I'll also borrow from Dooce, in that her only regret was not wearing more sunscreen. I have a sneaking suspicion that I will end up dealing with skin cancer at some point in my life, especially on my face, because of having gotten so much sunburn in my life. I have always liked to have a light tan in the summer, and many years had a nice dark tan. We always thought that was so attractive. It ain't gonna be so attractive when I have scars from having stuff cut off my face and arms and chest and back someday. I'm much more into sunscreen, ESPECIALLY for Hootie. I don't even want to instill in her that having a tan is something worth seeking. If you get some color from being outside, and it happens slowly and naturally with a LOT of sunscreen on, then that's just living your life. But I BATHED IN BABY OIL as a teenager, to get a darker tan. HOLY SHIT, HOW STUPID IS THAT?!? My uncle just died from melanoma, from a spot on his back that had been there forever, which likely turned to melanoma in part from sun exposure. This is the generation that needs to make a change in culture about the sun. And really, it's a woman thing, I think. I don't see men worrying about it nearly as much as women do.

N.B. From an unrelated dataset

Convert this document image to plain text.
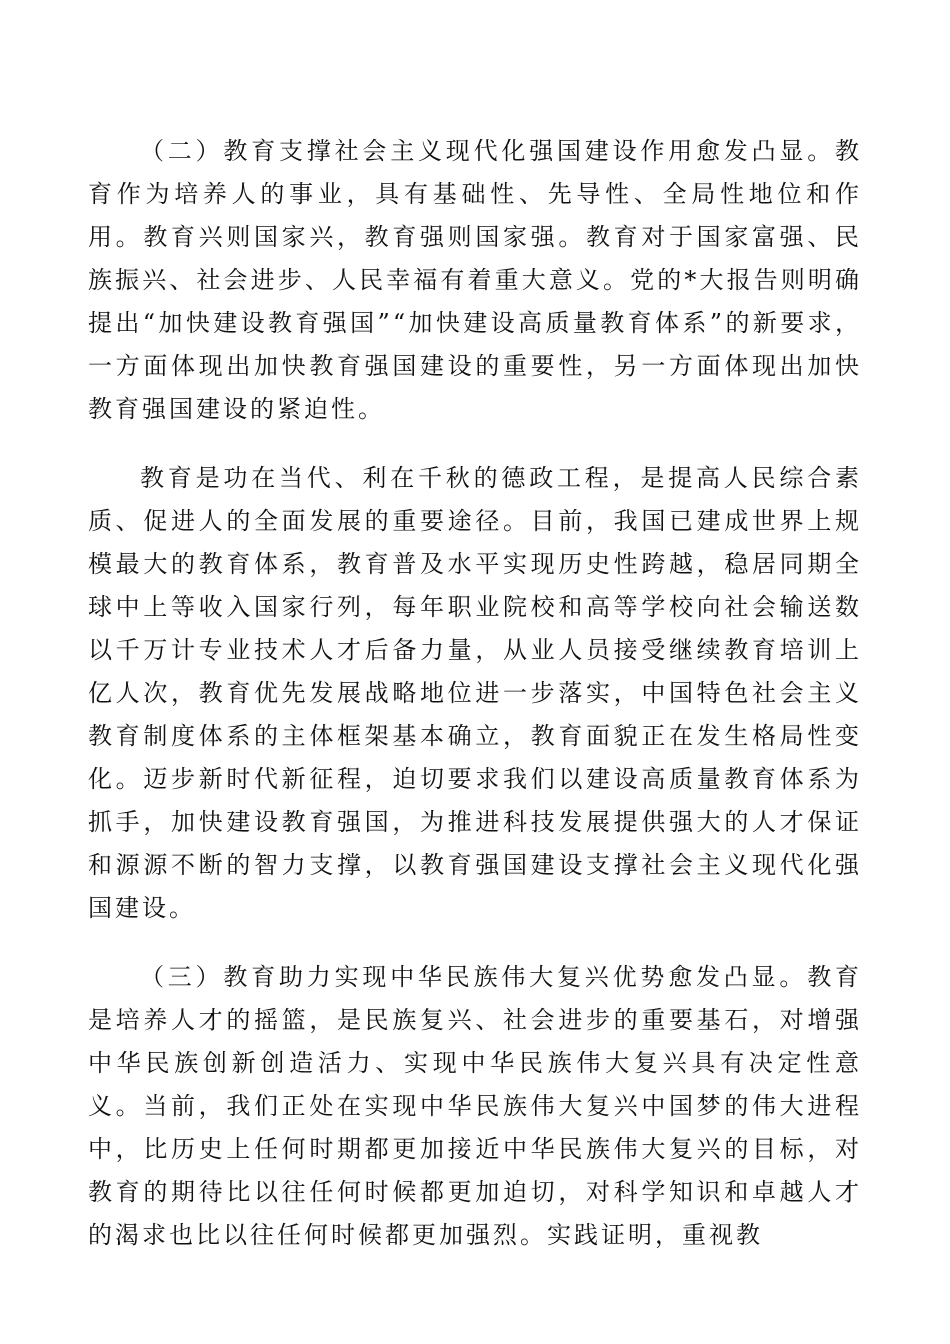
（二）教育支撑社会主义现代化强国建设作用愈发凸显。教育作为培养人的事业，具有基础性、先导性、全局性地位和作用。教育兴则国家兴，教育强则国家强。教育对于国家富强、民族振兴、社会进步、人民幸福有着重大意义。党的*大报告则明确提出“加快建设教育强国”“加快建设高质量教育体系”的新要求，一方面体现出加快教育强国建设的重要性，另一方面体现出加快教育强国建设的紧迫性。

教育是功在当代、利在千秋的德政工程，是提高人民综合素质、促进人的全面发展的重要途径。目前，我国已建成世界上规模最大的教育体系，教育普及水平实现历史性跨越，稳居同期全球中上等收入国家行列，每年职业院校和高等学校向社会输送数以千万计专业技术人才后备力量，从业人员接受继续教育培训上亿人次，教育优先发展战略地位进一步落实，中国特色社会主义教育制度体系的主体框架基本确立，教育面貌正在发生格局性变化。迈步新时代新征程，迫切要求我们以建设高质量教育体系为抓手，加快建设教育强国，为推进科技发展提供强大的人才保证和源源不断的智力支撑，以教育强国建设支撑社会主义现代化强国建设。

（三）教育助力实现中华民族伟大复兴优势愈发凸显。教育是培养人才的摇篮，是民族复兴、社会进步的重要基石，对增强中华民族创新创造活力、实现中华民族伟大复兴具有决定性意义。当前，我们正处在实现中华民族伟大复兴中国梦的伟大进程中，比历史上任何时期都更加接近中华民族伟大复兴的目标，对教育的期待比以往任何时候都更加迫切，对科学知识和卓越人才的渴求也比以往任何时候都更加强烈。实践证明，重视教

But really, that is it. I don't think I've been purposefully mean to people in my life. And over time, I have learned a lot of good lessons from the various mistakes I've made. But I've also been very lucky, in that I haven't really made that many mistakes, and the ones I have made haven't had that many heinous consequences. Maybe if something I did had led to someone being severely hurt by me, then I'd regret it. But luckily, that's never happened to me. KNOCK ON WOOD it never does. The saddest part of reading Dooce's post was reading the comments of people who have some seriously bad regrets, like regretting giving up a child, or regretting not seeing their parents before they died, stuff they can't undo and will wish they had for the rest of their lives. I try my best to think through the decisions I make so that I don't have to wish things were different.